Entering edit mode
6.5 years ago
CY
▴
750
I benchmarked several somatic variant caller (mostly VarScan and MuTect) on the same dataset and VarScan seems always call more variants than other. My impression is VarScan is little bit loose and MuTect is more stringent. Am I right? Is any specific part in their algorithms that cause this difference (like algorithm itself or particular cutoff)? Thanks
Did you run the entire VarScan2 pipeline, including the
processSomatic
andfpfilter
steps to remove junk calls based on the heuristic filters?Yes. I did that. VarScan seems always got more variant than other tools.

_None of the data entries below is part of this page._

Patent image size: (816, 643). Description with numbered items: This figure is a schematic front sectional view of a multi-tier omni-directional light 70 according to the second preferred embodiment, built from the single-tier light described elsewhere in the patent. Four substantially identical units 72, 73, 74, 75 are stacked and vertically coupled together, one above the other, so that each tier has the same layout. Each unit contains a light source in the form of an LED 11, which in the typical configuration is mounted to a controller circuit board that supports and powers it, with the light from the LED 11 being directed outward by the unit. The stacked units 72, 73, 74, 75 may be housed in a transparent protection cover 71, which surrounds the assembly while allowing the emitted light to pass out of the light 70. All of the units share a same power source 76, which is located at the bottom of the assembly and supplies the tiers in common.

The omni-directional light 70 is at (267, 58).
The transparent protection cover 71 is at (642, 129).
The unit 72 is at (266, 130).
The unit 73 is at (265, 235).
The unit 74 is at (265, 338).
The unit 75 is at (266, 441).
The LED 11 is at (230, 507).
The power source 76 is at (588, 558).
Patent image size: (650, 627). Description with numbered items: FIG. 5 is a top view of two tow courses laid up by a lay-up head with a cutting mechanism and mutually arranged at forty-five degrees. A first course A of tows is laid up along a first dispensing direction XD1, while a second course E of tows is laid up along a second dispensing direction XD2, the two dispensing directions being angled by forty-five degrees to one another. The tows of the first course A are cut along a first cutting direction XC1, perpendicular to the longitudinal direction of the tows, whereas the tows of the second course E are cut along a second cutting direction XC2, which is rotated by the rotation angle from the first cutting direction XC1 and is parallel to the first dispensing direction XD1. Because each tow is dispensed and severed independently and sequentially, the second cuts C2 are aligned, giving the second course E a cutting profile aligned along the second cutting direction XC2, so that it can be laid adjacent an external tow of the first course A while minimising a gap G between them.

Wait, in your title, you imply that it gets more variant calls - is it more or less?
In any case, finding agreement between the different NGS variant callers is known to be difficult - it just does not happen, even when trying to control for similar parameters. They should all be benchmarked not to each other but to the gold standard in genetic variant calling, which is still Sanger sequencing. Being an inferior methodology, NGS will always struggle to match the precision of Sanger sequencing.
Sorry. This is a typo. I mean more.
I can accept that different tools get different variants. After all, authors claim their "improved" method over existing tool in order to to get published. My concern is that VarScan always getting more variants than other tools implies its loose criteria and high false positive calls.
Well... I did not use fpfilter. Is this new filtering method? First time heard this.
No, it is described in the VarScan2 paper, the sourceforge, the github, and pops up as a selectable option when running plain java -jar VarScan2.jar (from release 2.3.8 on I think).